You may fiddle around with the following result on the Riemann surface
of the arctan function family living on a doubly infinity branched
surface around the poles of the integrand 1/(1+z^2 ) at z=+-I
as a sum of two logarithms.
Setting si=x and si' = v
v' /((1 + v) (1 + 2 v)) = Cot[x]
In: Integrate[1/((1 + v) (2 + v)), v] == Integrate[Cot[x], x]

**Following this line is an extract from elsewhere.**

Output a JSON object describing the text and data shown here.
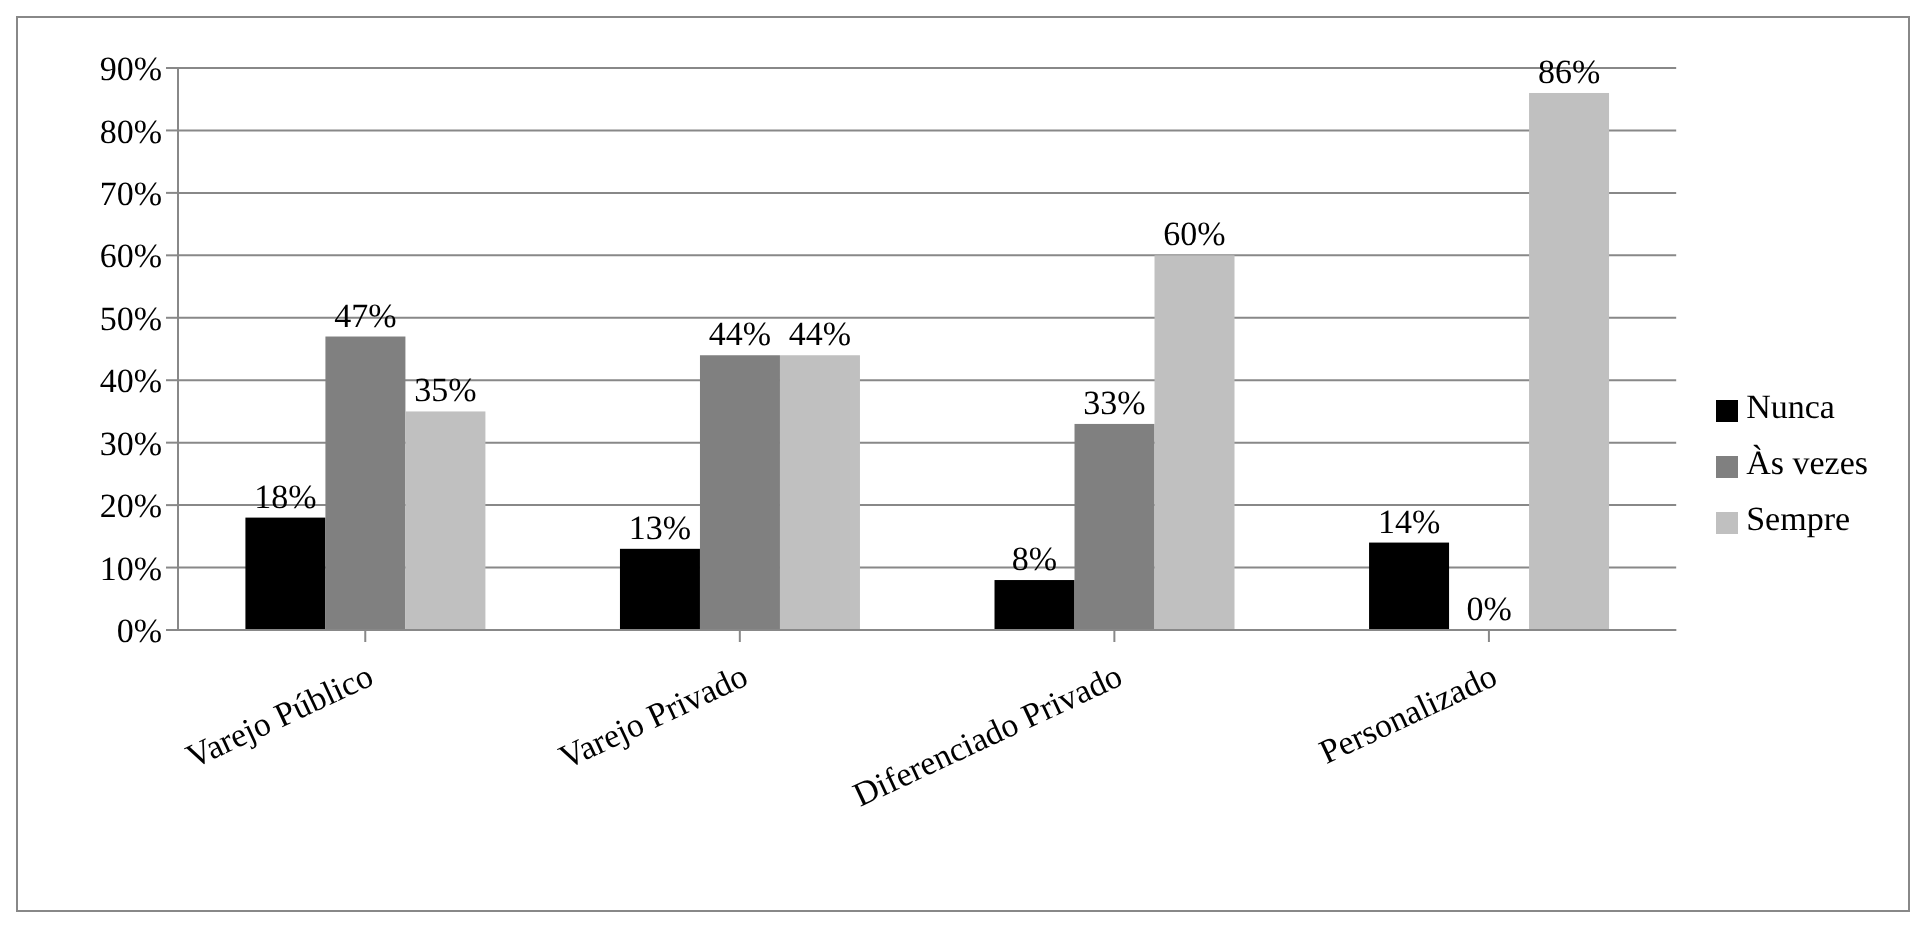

Out: Log[1 + v] - Log[2 + v] == Log[Sin[x]]
In: D[ Log[1 + v] - Log[2 + v], v] // Together
Out: 1/((1 + v) (2 + v))
The true genral indefinite integrals are of course
Log[Abs[(1 + v)/(1 + 2 v)]] == Log[Abs[Sin[x]]] + C[1]
or exponentiated on both sides
(1 + v)/(1 + 2 v) = C[1] Sin[x] v != {-1/2,-1}
In: Solve[(1 + (dx/dt))/(1 + 2 (dx/dt)) == C[1] Sin[x], dt]
Out: {{dt -> (dx - 2 dx C[1] Sin[x])/(-1 + C[1] Sin[x])}}
In: t -> C[2] + Integrate[(1 - 2 C[1] Sin[x])/(-1 + C[1] Sin[x]), x]
Out: t -> C[2] -2 x -
(2 ArcTan[ (C[1] - Tan[x/2])/Sqrt[1 - C[1]^2] ]) / Sqrt[1 - C[1]^2]
--
Roland Franzius